Il fallait repeindre la pièce qui allait devenir ma chambre. On m’avait posé la question de la couleur et j’avais répondu rose. Grimace en face, moue dédaigneuse, mais finalement ce fut accepté. En découvrant ma chambre, j’ai aussi découvert qu’il y avait rose et rose : le seul rose socialement acceptable dans ce milieu-là, à cette époque-là était le vieux rose, avec parcimonie, sur les boiseries, le reste était blanc.
Jusqu’à l’âge de onze, douze ans, j’étais très portée sur le rose. Je me souviens d’une robe en liberty rose, portée avec un sous-pull rose et des collants roses, d’une combinaison pantalon rose. À treize ans, c’est le noir qui m’appelait, mais en face les arguments pleuvaient : il durcit les traits, il donne un teint blafard, il est vulgaire. Mon humeur sombre revendiquait le noir, on lui opposait le rose et j’ai cessé d’en porter. Je disais tout le temps que je n’aimais pas le rose, ni les filles, ni les trucs de filles.

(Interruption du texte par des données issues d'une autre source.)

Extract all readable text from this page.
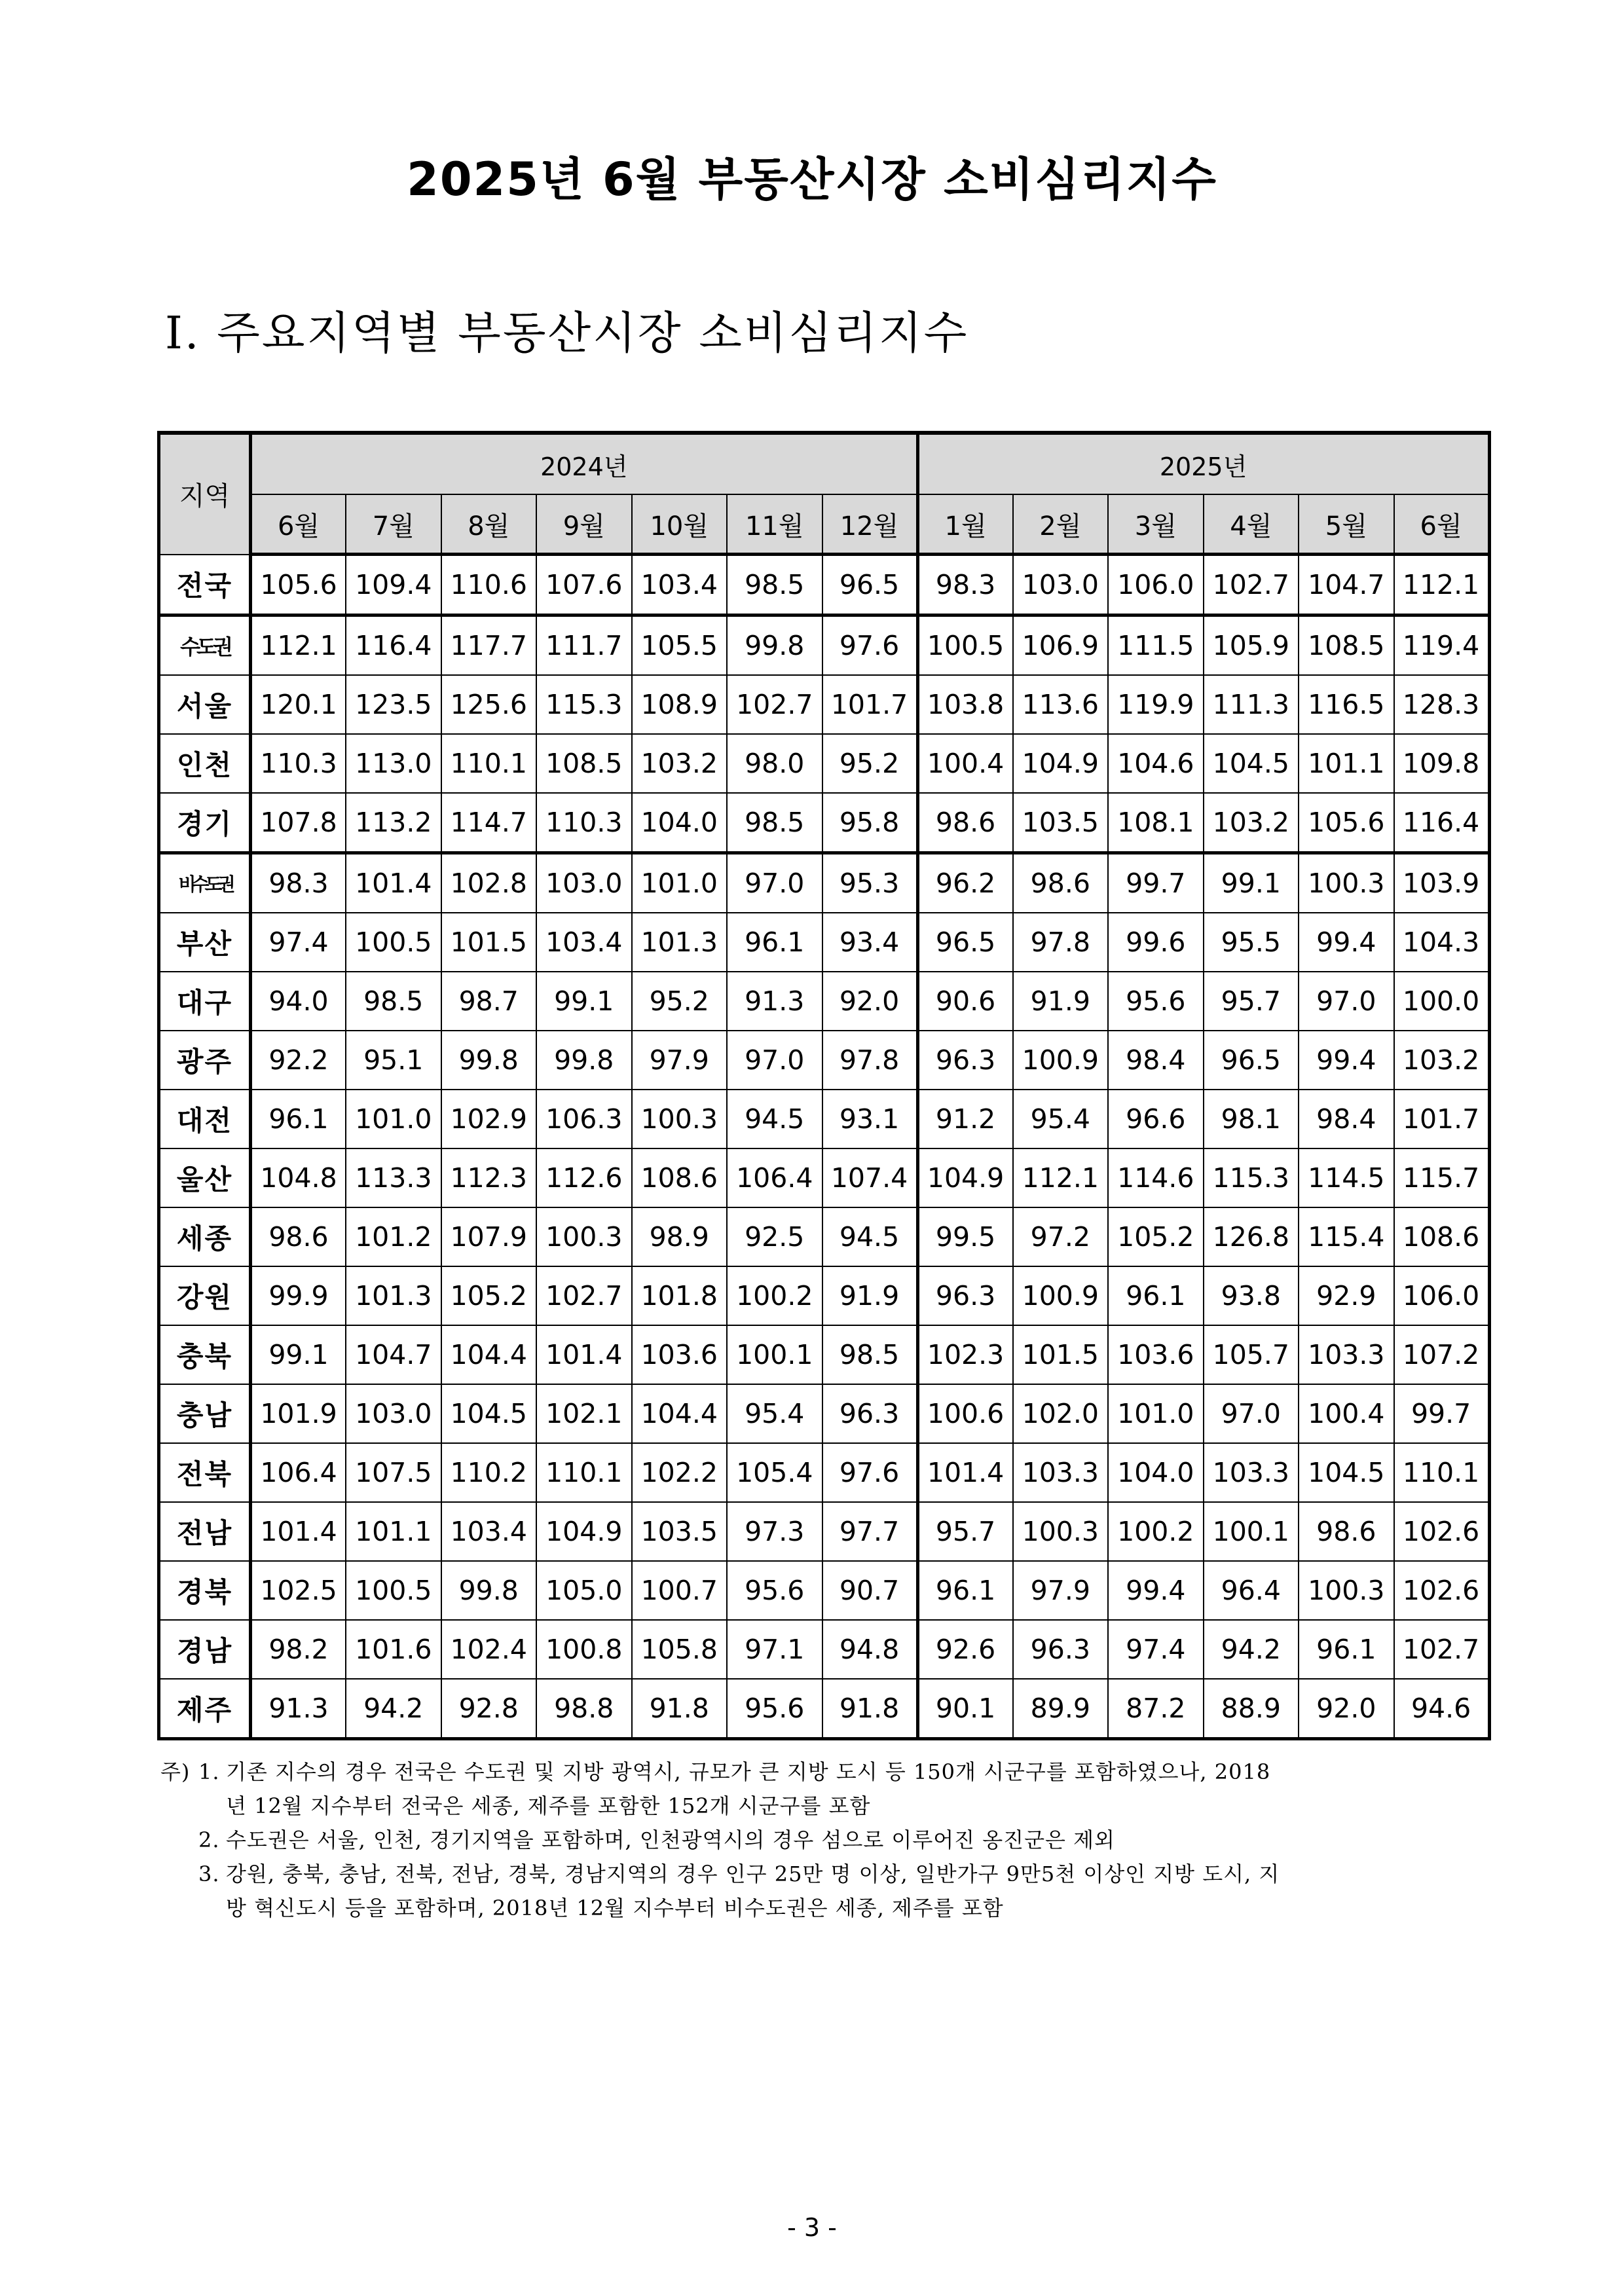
2025년 6월 부동산시장 소비심리지수
Ⅰ. 주요지역별 부동산시장 소비심리지수
지역	2024년							2025년					
	6월	7월	8월	9월	10월	11월	12월	1월	2월	3월	4월	5월	6월
전국	105.6	109.4	110.6	107.6	103.4	98.5	96.5	98.3	103.0	106.0	102.7	104.7	112.1
수도권	112.1	116.4	117.7	111.7	105.5	99.8	97.6	100.5	106.9	111.5	105.9	108.5	119.4
서울	120.1	123.5	125.6	115.3	108.9	102.7	101.7	103.8	113.6	119.9	111.3	116.5	128.3
인천	110.3	113.0	110.1	108.5	103.2	98.0	95.2	100.4	104.9	104.6	104.5	101.1	109.8
경기	107.8	113.2	114.7	110.3	104.0	98.5	95.8	98.6	103.5	108.1	103.2	105.6	116.4
비수도권	98.3	101.4	102.8	103.0	101.0	97.0	95.3	96.2	98.6	99.7	99.1	100.3	103.9
부산	97.4	100.5	101.5	103.4	101.3	96.1	93.4	96.5	97.8	99.6	95.5	99.4	104.3
대구	94.0	98.5	98.7	99.1	95.2	91.3	92.0	90.6	91.9	95.6	95.7	97.0	100.0
광주	92.2	95.1	99.8	99.8	97.9	97.0	97.8	96.3	100.9	98.4	96.5	99.4	103.2
대전	96.1	101.0	102.9	106.3	100.3	94.5	93.1	91.2	95.4	96.6	98.1	98.4	101.7
울산	104.8	113.3	112.3	112.6	108.6	106.4	107.4	104.9	112.1	114.6	115.3	114.5	115.7
세종	98.6	101.2	107.9	100.3	98.9	92.5	94.5	99.5	97.2	105.2	126.8	115.4	108.6
강원	99.9	101.3	105.2	102.7	101.8	100.2	91.9	96.3	100.9	96.1	93.8	92.9	106.0
충북	99.1	104.7	104.4	101.4	103.6	100.1	98.5	102.3	101.5	103.6	105.7	103.3	107.2
충남	101.9	103.0	104.5	102.1	104.4	95.4	96.3	100.6	102.0	101.0	97.0	100.4	99.7
전북	106.4	107.5	110.2	110.1	102.2	105.4	97.6	101.4	103.3	104.0	103.3	104.5	110.1
전남	101.4	101.1	103.4	104.9	103.5	97.3	97.7	95.7	100.3	100.2	100.1	98.6	102.6
경북	102.5	100.5	99.8	105.0	100.7	95.6	90.7	96.1	97.9	99.4	96.4	100.3	102.6
경남	98.2	101.6	102.4	100.8	105.8	97.1	94.8	92.6	96.3	97.4	94.2	96.1	102.7
제주	91.3	94.2	92.8	98.8	91.8	95.6	91.8	90.1	89.9	87.2	88.9	92.0	94.6
주) 1. 기존 지수의 경우 전국은 수도권 및 지방 광역시, 규모가 큰 지방 도시 등 150개 시군구를 포함하였으나, 2018
년 12월 지수부터 전국은 세종, 제주를 포함한 152개 시군구를 포함
2. 수도권은 서울, 인천, 경기지역을 포함하며, 인천광역시의 경우 섬으로 이루어진 옹진군은 제외
3. 강원, 충북, 충남, 전북, 전남, 경북, 경남지역의 경우 인구 25만 명 이상, 일반가구 9만5천 이상인 지방 도시, 지
방 혁신도시 등을 포함하며, 2018년 12월 지수부터 비수도권은 세종, 제주를 포함
- 3 -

Dix ans, vingt ans, trente ans à refuser le rose : bibliothèque rose, vie en rose, roman à l’eau de rose, rose des vents, rose poudré, rose fané, rose fluo. Rien de rose, n’est passé entre mes doigts, ou près de ma bouche.
Dix ans, vingt ans, trente ans plus tard, une soif de rose s’impose. Ce « craving » de rose est inattendu et me ravit. J’ai abandonné une partie où je m’ennuyais ferme, pour aller jouer ailleurs. Je m’y amuse bien.